Wednesday, April 16, 2014

Apr 16

2 Timothy 3:14 But as for you, continue to hold to the things that you have learned and of which you are convinced, knowing from whom you learned [them], (AMP)
 
Often I feel like the whole world is against me.  I can't seem to do anything but argue with Reja.  I can't carry on a conversation about school and work with my kids.  Things at work are hectic, I can't get everything done, and no one seems happy with me at all.  Now is one of those times.  I guess I'm getting older and perhaps disappointing people on a more frequent basis as I can begin to recall similar occasions in the not-to-distant past.  In addition to the physical and emotional exhaustion that accompanied these times, I also recall the emergence from some of them.  Often it came with words of encouragement from the very people I thought were the most disappointed.  Often these words were thanks for what had been done, yet I saw so much more that wasn't getting done. 
Perhaps others don't see those things that aren't getting done and instead are simply appreciative of what was done, I'm really not sure.  What I do know is that I am my harshest critic.  I set expectations that are sometimes unreasonable and aren't being set by others for me.  I also tend to receive assignments and immediately begin to feel like I've got to do it myself, forgetting that I've got hundreds of coworkers at least some of whom need to be actively engaged in this tasking.  I've finally learned that failure to get them involved sends a much more negative message than "overloading" them (many of them complain regardless!).  So, with many, I've got to pick my poison and choose to consciously get them involved in spite of the fact I know that they will complain and/or give me products that aren't what I would produce or aren't done the way I would do it.  I'm finding this "letting go" difficult, but necessary in my relationship with my kids, especially Ryan, with my coworkers, and with the people in my church.  The worse option I've finally learned is to do things myself and deny others their "blessing" of learning, contributing, and feeling valued.  By doing it myself, I'm not properly loving others. 
Additionally, I've had trouble my whole career balancing priorities.  I give lip service to God, wife, kids, myself before work, etc, but I'm afraid my "lifesong" sings to my work.  Currently, it is consuming my physical, mental, and emotional energy.  Just yesterday, however, I stood up for what I know to be a high priority for my family.  I've had a long-term tasking to get a briefing up to several key leaders and they set a date for 12-13 May.  I responded to my leadership that I wouldn't be able to support that week.  Although I don't currently really have plans, this is the first week both kids will be out of school and if we're going to take a vacation, this is the most logical time to do so.  I don't see a scriptural reference to vacations, but God was very strict about a "Sabbath."  I don't dislike my job at all, but I can tell it's time for a "Sabbath." I need a break and so does my family. 
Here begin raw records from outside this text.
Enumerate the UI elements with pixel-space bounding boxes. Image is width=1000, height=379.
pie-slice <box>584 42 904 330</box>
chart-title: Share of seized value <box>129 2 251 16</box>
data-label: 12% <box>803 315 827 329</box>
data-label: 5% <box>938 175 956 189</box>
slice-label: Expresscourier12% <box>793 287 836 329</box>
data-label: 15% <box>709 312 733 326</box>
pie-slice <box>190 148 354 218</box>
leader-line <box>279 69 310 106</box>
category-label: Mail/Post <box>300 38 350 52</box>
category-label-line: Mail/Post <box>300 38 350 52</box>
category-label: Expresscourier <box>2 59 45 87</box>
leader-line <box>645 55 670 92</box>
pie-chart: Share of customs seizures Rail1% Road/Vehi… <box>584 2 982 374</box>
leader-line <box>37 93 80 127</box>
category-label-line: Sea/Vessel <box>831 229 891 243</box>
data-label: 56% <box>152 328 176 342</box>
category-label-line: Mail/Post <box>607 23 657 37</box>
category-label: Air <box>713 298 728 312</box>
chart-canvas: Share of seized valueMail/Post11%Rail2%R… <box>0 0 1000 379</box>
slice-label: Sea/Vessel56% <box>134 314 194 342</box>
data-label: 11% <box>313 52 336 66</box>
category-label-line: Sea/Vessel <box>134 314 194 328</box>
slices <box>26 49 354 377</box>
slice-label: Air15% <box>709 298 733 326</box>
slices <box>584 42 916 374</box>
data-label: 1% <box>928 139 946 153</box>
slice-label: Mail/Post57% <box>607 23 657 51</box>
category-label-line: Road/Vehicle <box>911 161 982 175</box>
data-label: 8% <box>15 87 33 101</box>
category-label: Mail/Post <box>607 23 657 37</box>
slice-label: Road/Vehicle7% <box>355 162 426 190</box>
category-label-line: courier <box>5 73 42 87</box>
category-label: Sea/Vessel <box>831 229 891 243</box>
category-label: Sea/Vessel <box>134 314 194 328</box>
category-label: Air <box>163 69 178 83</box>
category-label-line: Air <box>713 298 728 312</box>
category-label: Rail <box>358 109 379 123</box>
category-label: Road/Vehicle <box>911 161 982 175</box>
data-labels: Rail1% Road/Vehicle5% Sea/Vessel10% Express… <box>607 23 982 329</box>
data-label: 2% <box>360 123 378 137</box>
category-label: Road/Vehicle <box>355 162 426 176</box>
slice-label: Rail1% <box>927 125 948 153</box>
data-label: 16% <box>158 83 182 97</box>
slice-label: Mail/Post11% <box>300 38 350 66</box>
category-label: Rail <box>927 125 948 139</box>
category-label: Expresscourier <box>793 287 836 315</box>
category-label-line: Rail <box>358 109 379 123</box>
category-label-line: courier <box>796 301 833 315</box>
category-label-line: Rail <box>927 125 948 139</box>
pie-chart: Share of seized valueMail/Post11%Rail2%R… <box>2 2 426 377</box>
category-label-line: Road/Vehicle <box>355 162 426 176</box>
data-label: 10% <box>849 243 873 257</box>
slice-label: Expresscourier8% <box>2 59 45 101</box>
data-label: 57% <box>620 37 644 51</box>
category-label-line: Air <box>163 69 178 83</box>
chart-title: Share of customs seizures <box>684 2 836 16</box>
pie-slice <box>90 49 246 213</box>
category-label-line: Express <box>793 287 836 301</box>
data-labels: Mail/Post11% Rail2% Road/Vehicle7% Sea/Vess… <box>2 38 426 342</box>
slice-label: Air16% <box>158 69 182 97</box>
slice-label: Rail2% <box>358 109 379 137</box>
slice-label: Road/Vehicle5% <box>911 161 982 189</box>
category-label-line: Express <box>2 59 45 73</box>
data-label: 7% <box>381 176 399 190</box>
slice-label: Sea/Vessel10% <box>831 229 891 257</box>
"...continue to hold to the things that you have learned and of which you are convinced, knowing from whom you learned [them],"  I know that in the end, very little of what is currently stressing me out has any eternal value.  It is here today, causes me great distress and distraction, but will be gone tomorrow.  The same with people's opinions.  My God, my family, and my closest friendships, however remain.  To these I must remain faithful.